Grâce à l’installation du collège et de l’École normale d’enseignement secondaire spécial (on évitera de mettre un « e » à spécial comme on le lit trop souvent sur certains réseaux sociaux !) en 1866 à Cluny, l’abbaye connaît comme une seconde naissance : « J’ai vu la résurrection de la grande et célèbre abbaye », écrit à Duruy le curé Duquesnay en visite à Cluny.

Le jour de l’ouverture des locaux est fixé au 1er novembre 1866, jour de la Toussaint, et la messe est dite sur un autel provisoire mis en place dans un couloir. C’est l’aumônier et les sœurs de la Congrégation Saint Joseph, infirmières de l’établissement, qui s’occupent dans la précipitation de cette organisation avec les moyens du bord.

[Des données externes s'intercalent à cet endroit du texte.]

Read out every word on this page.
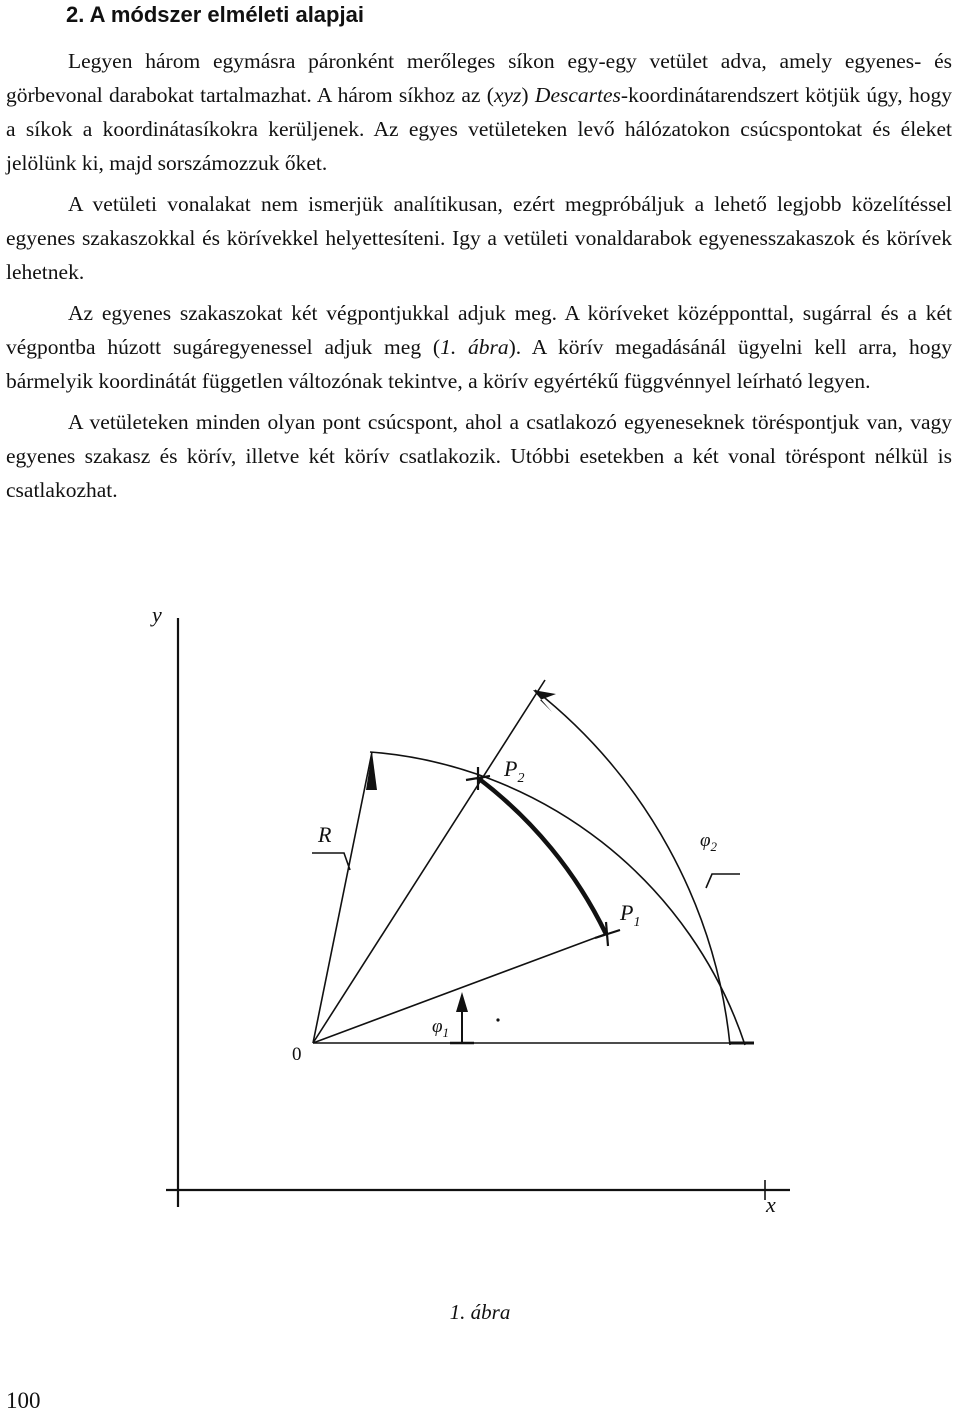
2. A módszer elméleti alapjai

Legyen három egymásra páronként merőleges síkon egy-egy vetület adva, amely egyenes- és görbevonal darabokat tartalmazhat. A három síkhoz az (xyz) Descartes-koordinátarendszert kötjük úgy, hogy a síkok a koordinátasíkokra kerüljenek. Az egyes vetületeken levő hálózatokon csúcspontokat és éleket jelölünk ki, majd sorszámozzuk őket.

A vetületi vonalakat nem ismerjük analítikusan, ezért megpróbáljuk a lehető legjobb közelítéssel egyenes szakaszokkal és körívekkel helyettesíteni. Igy a vetületi vonaldarabok egyenesszakaszok és körívek lehetnek.

Az egyenes szakaszokat két végpontjukkal adjuk meg. A köríveket középponttal, sugárral és a két végpontba húzott sugáregyenessel adjuk meg (1. ábra). A körív megadásánál ügyelni kell arra, hogy bármelyik koordinátát független változónak tekintve, a körív egyértékű függvénnyel leírható legyen.

A vetületeken minden olyan pont csúcspont, ahol a csatlakozó egyeneseknek töréspontjuk van, vagy egyenes szakasz és körív, illetve két körív csatlakozik. Utóbbi esetekben a két vonal töréspont nélkül is csatlakozhat.

y
x
0
R
$P_2$
$P_1$
$\varphi_2$
$\varphi_1$
1. ábra
100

Le jour choisi pour cette ouverture est logique par rapport à une date de rentrée des classes mais c’est également comme un hommage, (et nous pouvons imaginer que Duruy y a pensé) à l’un des plus grands abbés de Cluny, Saint Odilon qui avait instauré la fête des défunts, un jour plus tard, le 2 novembre.
Dès l’installation de l’École normale d’enseignement secondaire spécial et du collège dans l’abbaye de Cluny, tous les élèves bénéficient d’un enseignement religieux.
Pour les collégiens, l’enseignement religieux est organisé de la même manière que dans l’enseignement classique. Selon l’arrêté du 24 mars 1863, les cours de religion ont lieu une fois par semaine (le jeudi) et durent une heure. Comme toutes les autres matières, ils donnent lieu à des compositions et des récompenses.
A contrario, l’enseignement religieux sera absent de la formation des futurs enseignants qui se destinent à l’enseignement spécial. À ce sujet, Duruy est très clair et il écrit à son directeur Ferdinand Roux : « Ne laissez pas votre aumônier tirer son grand sabre théologique afin de pourfendre Voltaire et Rousseau (…) Vous vous rappelez mes hésitations à établir dans l’intérieur de l’École un aumônier à demeure. (…) À l’École, l’aumônier ne doit faire qu’un service paroissial, attendu qu’il s’adresse à des jeunes gens assez avancés dans la vie pour que je ne veuille pas me donner le tort d’exercer sur eux, même l’apparence d’une pression religieuse[1]. »
Les offices
L’argent manque et il y a tant à faire en matière de travaux dans l’abbaye, que rénover une chapelle pour les offices n’est pas la priorité du ministre de Napoléon III. Mais, selon A. Penjon[2], la messe est dite après 1869, dans « La chapelle de l’École normale spéciale [qui] occupe l’extrémité méridionale du grand transept. Elle comprend, outre la partie de la croisée qui débordait sur les deux nefs, une travée du dernier collatéral, et les deux petites chapelles de Saint Martial et de Saint Etienne. (…) Il a fallu refaire avec du ciment la base des piliers et des colonnes, rongée par l’humidité, et une sorte de dallage, pour remplacer les anciennes dalles disparues. »
Selon le règlement de l’École et du collège, « Les dimanches et jours de fêtes concernés, tous les élèves assistent à la messe qui est célébrée dans la chapelle de l’École. Ils assistent également dans la chapelle aux prières du matin et du soir qui sont récitées par l’un d’entre eux. »
Lorsque l’École ferme ses portes en 1891, la chapelle n’est plus utilisée. Pierre Dameron, directeur de l’école primaire supérieure, sera chargé par le ministre de l’Instruction publique de disperser les objets de culte et les meubles de la chapelle dans différents établissements des académies de Dijon et de Besançon.
Un culte protestant ?
En 1872, le règlement de l’établissement au sujet des offices est modifié. En effet, « Toute facilité sera donnée aux élèves non catholiques pour suivre au dehors l’exercice de leur culte. »
Un office protestant est mis en place en 1872 et c’est le pasteur Charat qui officie jusqu’en 1891, moyennant une indemnité de 325 francs en 1889. L’arrivée à Cluny d’Alsaciens Lorrains de confession protestante ayant opté pour la nationalité française après la guerre de 1870 est peut-être une explication. Plus d’enfants protestants scolarisés entraîne forcément la mise en place d’un culte.
Des années plus tard, on retrouve trace dans Cluny d’un cercle protestant évangélique, « place du marché ». Le temple, fréquenté par les collégiens et élèves-maîtres, se trouvait peut-être à cet endroit dès 1872.

[1] Lettre de Victor Duruy à Ferdinand Roux, 3 décembre 1866.
[2] Professeur de philosophie et morale à l’École normale.